我正在使用Python和Selenium來抓取這個網站。 我有代碼工作，但它目前只刮擦第一頁，我想迭代所有頁面並刮掉所有頁面，但他們以奇怪的方式處理分頁我將如何通過頁面並逐個刮擦它們？

分頁HTML：

<div class="pagination">
    <a href="/PlanningGIS/LLPG/WeeklyList/41826123,1" title="Go to first page">First</a>
    <a href="/PlanningGIS/LLPG/WeeklyList/41826123,1" title="Go to previous page">Prev</a>
    <a href="/PlanningGIS/LLPG/WeeklyList/41826123,1" title="Go to page 1">1</a>
    <span class="current">2</span>
    <a href="/PlanningGIS/LLPG/WeeklyList/41826123,3" title="Go to page 3">3</a>
    <a href="/PlanningGIS/LLPG/WeeklyList/41826123,4" title="Go to page 4">4</a>
    <a href="/PlanningGIS/LLPG/WeeklyList/41826123,3" title="Go to next page">Next</a>
    <a href="/PlanningGIS/LLPG/WeeklyList/41826123,4" title="Go to last page">Last</a>
</div>

刮刀：

import re
import json
import requests
from selenium import webdriver
from selenium.webdriver.support.ui import Select
from selenium.webdriver.chrome.options import Options

options = Options()
# options.add_argument('--headless')
options.add_argument("start-maximized")
options.add_argument('disable-infobars')
driver=webdriver.Chrome(chrome_options=options, 
executable_path=r'/Users/weaabduljamac/Downloads/chromedriver')

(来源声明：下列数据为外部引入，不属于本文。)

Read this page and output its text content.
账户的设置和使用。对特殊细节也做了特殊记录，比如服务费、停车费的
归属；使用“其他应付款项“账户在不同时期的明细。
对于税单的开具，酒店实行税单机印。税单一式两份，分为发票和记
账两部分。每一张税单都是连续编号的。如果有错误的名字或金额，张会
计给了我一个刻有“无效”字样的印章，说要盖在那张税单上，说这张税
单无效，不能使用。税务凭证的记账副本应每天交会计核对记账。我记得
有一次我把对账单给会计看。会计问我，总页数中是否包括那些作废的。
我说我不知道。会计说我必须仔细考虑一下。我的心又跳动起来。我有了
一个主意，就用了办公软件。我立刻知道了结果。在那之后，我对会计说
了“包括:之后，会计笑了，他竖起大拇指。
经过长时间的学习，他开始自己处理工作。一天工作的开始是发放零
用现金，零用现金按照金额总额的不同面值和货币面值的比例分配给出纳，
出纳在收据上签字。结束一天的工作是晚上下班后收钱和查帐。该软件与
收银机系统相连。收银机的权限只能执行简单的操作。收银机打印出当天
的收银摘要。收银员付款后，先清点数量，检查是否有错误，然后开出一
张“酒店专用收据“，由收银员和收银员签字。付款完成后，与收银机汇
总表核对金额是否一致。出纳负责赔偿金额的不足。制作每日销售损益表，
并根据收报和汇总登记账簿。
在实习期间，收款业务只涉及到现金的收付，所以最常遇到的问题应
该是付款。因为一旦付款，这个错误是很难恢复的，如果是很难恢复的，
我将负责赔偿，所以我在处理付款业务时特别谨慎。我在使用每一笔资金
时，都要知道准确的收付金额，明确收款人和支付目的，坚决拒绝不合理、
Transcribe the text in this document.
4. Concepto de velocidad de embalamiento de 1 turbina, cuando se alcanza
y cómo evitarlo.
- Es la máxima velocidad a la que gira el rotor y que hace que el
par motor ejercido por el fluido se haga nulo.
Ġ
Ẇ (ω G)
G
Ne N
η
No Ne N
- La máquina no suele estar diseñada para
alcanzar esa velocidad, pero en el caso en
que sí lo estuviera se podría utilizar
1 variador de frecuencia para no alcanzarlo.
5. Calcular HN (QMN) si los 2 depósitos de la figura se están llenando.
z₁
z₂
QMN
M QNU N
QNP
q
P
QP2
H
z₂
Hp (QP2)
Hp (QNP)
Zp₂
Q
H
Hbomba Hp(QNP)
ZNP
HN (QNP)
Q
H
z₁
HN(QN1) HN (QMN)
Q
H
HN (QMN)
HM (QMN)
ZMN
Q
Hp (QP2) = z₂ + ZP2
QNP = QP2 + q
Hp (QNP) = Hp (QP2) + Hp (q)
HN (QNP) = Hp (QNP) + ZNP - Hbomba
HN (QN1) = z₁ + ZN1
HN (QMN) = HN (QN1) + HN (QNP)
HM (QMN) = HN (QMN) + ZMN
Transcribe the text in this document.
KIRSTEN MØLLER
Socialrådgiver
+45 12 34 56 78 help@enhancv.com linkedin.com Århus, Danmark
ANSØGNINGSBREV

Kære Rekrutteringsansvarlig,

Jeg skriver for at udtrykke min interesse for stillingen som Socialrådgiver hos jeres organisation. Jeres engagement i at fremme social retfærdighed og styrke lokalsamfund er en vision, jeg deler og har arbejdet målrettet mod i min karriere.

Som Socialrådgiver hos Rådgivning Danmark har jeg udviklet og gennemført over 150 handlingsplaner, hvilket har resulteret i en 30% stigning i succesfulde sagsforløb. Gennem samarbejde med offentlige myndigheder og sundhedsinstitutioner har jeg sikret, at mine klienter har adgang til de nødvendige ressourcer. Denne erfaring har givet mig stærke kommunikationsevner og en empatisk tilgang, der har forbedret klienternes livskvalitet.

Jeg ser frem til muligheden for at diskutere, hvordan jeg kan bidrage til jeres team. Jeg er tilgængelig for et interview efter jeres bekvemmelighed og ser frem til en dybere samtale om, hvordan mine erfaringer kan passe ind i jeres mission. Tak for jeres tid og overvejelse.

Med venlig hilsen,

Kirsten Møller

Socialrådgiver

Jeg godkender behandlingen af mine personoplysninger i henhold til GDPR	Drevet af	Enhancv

url = 'https://services.wiltshire.gov.uk/PlanningGIS/LLPG/WeeklyList'
driver.get(url)

def getData():
  data = []
  rows = driver.find_element_by_xpath('//*[@id="form1"]/table/tbody').find_elements_by_tag_name('tr')
 for row in rows:
    app_number = row.find_elements_by_tag_name('td')[1].text
    address =  row.find_elements_by_tag_name('td')[2].text
    proposals =  row.find_elements_by_tag_name('td')[3].text
    status =  row.find_elements_by_tag_name('td')[4].text
    data.append({"CaseRef": app_number, "address": address, "proposals": proposals, "status": status})
print(data)
return data


def main():
 all_data = []
 select = Select(driver.find_element_by_xpath("//select[@class='formitem' and @id='selWeek']"))
 list_options = select.options

 for item in range(len(list_options)):
    select = Select(driver.find_element_by_xpath("//select[@class='formitem' and @id='selWeek']"))
    select.select_by_index(str(item))
    driver.find_element_by_css_selector("input.formbutton#csbtnSearch").click()
    all_data.extend( getData() )
    driver.find_element_by_xpath('//*[@id="form1"]/div[3]/a[4]').click()
    driver.get(url)

 with open( 'wiltshire.json', 'w+' ) as f:
    json.dump( all_data, f )
 driver.quit()


if __name__ == "__main__":
    main()

Answer 1

在繼續自動化任何方案之前，請始終記下執行方案時要執行的手動步驟。 您想要的手動步驟（我從問題中理解）是 -

1）轉到網站 - https://services.wiltshire.gov.uk/PlanningGIS/LLPG/WeeklyList

2）選擇第一周選項

3）單擊搜索

4）從每個頁面獲取數據

5）再次加載URL

6）選擇第二周選項

7）單擊搜索

8）從每個頁面獲取數據

.. 等等。

你有一個循環選擇不同的周，但在每周循環迭代周期選項中，你還需要包含一個循環迭代所有頁面。 由於您沒有這樣做，您的代碼只返回第一頁的數據。

另一個問題是如何找到“下一步”按鈕 -

driver.find_element_by_xpath('//*[@id="form1"]/div[3]/a[4]').click()

您正在選擇第四個<a>元素，這個元素當然不健壯，因為在不同的頁面中，“下一步”按鈕的索引會有所不同。 相反，使用這個更好的定位器 -

driver.find_element_by_xpath("//a[contains(text(),'Next')]").click()

用於創建將遍歷頁面的循環的邏輯 -

首先，您需要頁數。 我通過在“下一步”按鈕之前找到<a>做到這一點。 根據下面的截圖，很明顯這個元素的文本將等於頁面數 -

-

我使用以下代碼做到了 -

number_of_pages = int(driver.find_element_by_xpath("//a[contains(text(),'Next')]/preceding-sibling::a[1]").text)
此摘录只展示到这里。